A day after the same-sex marriage postal vote was approved by the federal government the High Court has received two applications to stop it from happening.
The first was lodged in Sydney on Thursday afternoon by the Public Interest Advocacy Centre on behalf of Tasmanian independent MP Andrew Wilkie, advocate Felicity Marlowe and the Parents and Friends of Lesbians and Gay.
The Human Rights Law Centre followed with its own application made on behalf of Australian Marriage Equality and Greens Senator Janet Rice in Melbourne.
It's unclear at this stage if the cases will be joined.
Both applications question the legal validity of the postal plebiscite and argue the expenditure of $122 million for the vote is not constitutionally valid because it hasn't been approved by parliament.
"It is crucial that we launch these proceedings and confirm the legal validity of the postal plebiscite before $122 million of taxpayer dollars is spent on an unfair and unnecessary process only designed to frustrate and delay marriage equality," HRLC legal advocacy director Anna Brown said in a statement on Thursday.
Same-sex advocates argue Finance Minister Mathias Cormann didn't have the authority to make the allocation of funds without parliamentary approval with PIAC chief executive Jonathan Hunyor saying "the power the finance minister is purporting to exercise is one that itself needs to be tested".
Ms Brown says, under the Appropriation Act, Mr Cormann can only seek an advancement of funds in urgent and unforeseen circumstances.
"It's difficult to see how the fulfilment of an election commitment is unforeseen," Ms Brown said.
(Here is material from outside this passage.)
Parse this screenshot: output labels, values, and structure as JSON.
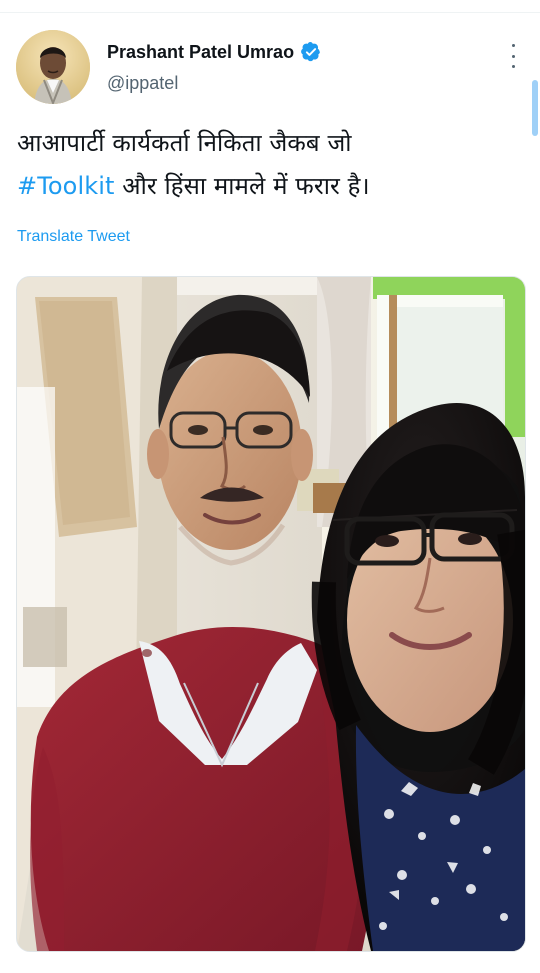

PIAC will also argue the commonwealth doesn't have the power to authorise the postal plebiscite and the Australian Bureau of Statistics can't run the vote on gay marriage.
"The exercise simply isn't a statistical one and so it doesn't fall into the power of the ABS which has a job relating to statistics," Mr Hunyor told reporters in Sydney.
"We will be arguing that by going ahead without the authorisation of parliament the government is acting beyond its power.
"The government cannot validly undertake a postal vote and also that it cannot fund the exercise without parliamentary approval."
Prime Minister Malcolm Turnbull insists if the postal ballot is blocked by the High Court there'll be no further action on same-sex marriage.
The government was forced to adopt the postal vote on same-sex marriage after the Senate rejected a second bid for a compulsory plebiscite.
PIAC is seeking to have the matter heard urgently in the High Court as postal vote ballot papers are due to hit mailboxes from September 12.